Le réalisateur et ses scénaristes s'en donnent à cœur joie. Ils s'amusent à inventer les situations et les chorégraphies les plus folles tout en conservant un second degré bienvenu en se moquant du fait que tout cela arrive à cause de la mort d'un chien. Les canidés font d'ailleurs ici un retour remarqué sous les ordres de leur maîtresse Halle Berry toujours en grande forme. Actifs dans une séquence anthologique, les toutous à sa maîtresse s'avèrent bien plus meurtriers que les armes de poing. Ce n'est d'ailleurs pas la moindre des scènes de haut vol. Entre une course de samouraïs à motos (merci au The Villaines de Jung Byung-Gil) à un combat aux couteaux d'une rare violence graphique, l'action va non-stop plus de deux heures durant. Pour maintenir ce rythme dantesque, la pyrotechnie et les cascades ont dû se peaufiner sur les six mois de préparation nécessaire au projet. Le résultat est à la hauteur des attentes. Le montage et la mise en scène de Chad Stahelski sont intelligemment étudiés pour faire durer les plans et ainsi apprécier tout le travail fourni. Toujours lisible, l'action en est décuplée par un montage concis bienvenu. En engageant les interprètes/cascadeurs de The Raid, Stahelski rend honneur au métrage qui l'a sans doute fortement inspiré. Aux côtés de Mark Dacascos que nous avons plaisir de retrouver sur le devant de la scène, ils donnent du fil à recoudre au beau Keanu qui 55 ans au compteur garde une forme olympique que beaucoup envierez.

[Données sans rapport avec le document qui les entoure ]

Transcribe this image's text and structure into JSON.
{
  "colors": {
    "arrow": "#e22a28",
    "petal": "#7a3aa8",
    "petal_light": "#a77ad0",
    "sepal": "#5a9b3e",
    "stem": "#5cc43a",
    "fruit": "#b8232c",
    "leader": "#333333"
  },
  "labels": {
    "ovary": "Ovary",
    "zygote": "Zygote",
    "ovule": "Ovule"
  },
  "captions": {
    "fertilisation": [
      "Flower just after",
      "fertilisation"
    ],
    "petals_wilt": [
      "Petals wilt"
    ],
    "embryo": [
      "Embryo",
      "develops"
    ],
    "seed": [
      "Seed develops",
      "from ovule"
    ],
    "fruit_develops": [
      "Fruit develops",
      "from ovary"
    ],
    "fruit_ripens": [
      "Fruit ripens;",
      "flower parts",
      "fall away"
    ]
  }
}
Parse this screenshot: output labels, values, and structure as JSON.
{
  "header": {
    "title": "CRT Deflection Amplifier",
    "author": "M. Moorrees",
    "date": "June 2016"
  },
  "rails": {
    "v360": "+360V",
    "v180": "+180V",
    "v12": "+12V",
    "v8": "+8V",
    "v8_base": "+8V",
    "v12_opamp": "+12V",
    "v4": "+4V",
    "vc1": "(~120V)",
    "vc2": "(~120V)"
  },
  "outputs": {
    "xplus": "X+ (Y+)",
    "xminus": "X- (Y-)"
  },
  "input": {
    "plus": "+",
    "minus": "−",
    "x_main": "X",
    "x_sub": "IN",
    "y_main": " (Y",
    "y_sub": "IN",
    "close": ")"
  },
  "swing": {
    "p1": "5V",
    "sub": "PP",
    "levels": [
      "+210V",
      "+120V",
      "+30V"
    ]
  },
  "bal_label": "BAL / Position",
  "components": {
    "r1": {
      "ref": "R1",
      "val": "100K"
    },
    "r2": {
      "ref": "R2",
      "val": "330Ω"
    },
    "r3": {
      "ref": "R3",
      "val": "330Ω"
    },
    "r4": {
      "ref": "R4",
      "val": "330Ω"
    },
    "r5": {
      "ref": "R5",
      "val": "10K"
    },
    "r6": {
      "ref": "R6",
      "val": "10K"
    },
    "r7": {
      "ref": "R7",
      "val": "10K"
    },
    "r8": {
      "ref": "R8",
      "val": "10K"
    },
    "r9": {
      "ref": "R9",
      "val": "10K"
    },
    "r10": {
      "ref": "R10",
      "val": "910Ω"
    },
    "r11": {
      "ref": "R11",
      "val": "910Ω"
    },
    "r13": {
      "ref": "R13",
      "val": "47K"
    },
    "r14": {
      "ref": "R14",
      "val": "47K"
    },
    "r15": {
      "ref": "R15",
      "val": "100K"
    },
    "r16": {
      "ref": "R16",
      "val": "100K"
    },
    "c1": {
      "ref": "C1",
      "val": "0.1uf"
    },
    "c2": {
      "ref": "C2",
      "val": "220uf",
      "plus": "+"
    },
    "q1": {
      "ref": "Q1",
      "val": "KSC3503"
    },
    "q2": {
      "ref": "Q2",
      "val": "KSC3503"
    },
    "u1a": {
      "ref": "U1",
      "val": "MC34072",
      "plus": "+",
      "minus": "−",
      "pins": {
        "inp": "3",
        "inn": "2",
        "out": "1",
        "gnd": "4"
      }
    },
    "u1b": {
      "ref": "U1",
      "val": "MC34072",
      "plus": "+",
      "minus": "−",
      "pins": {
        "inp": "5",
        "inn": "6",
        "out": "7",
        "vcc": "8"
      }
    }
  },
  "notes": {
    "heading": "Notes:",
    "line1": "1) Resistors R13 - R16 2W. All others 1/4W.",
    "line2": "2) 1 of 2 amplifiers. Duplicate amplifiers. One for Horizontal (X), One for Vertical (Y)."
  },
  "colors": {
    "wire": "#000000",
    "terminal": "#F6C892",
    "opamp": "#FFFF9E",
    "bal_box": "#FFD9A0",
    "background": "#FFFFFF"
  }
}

Box-office aidant, cette trilogie ne semble être qu'une amorce vouée à devenir une licence plus que prolifique (une suite, un jeu vidéo et une série sont en préparation). Alors John Wick troisième du nom n'a peut-être pas réinventé le film d'action au niveau mondial mais une chose est sûre, c'est qu'il a redéfini celui d'Hollywood pour un bon nombre d'années.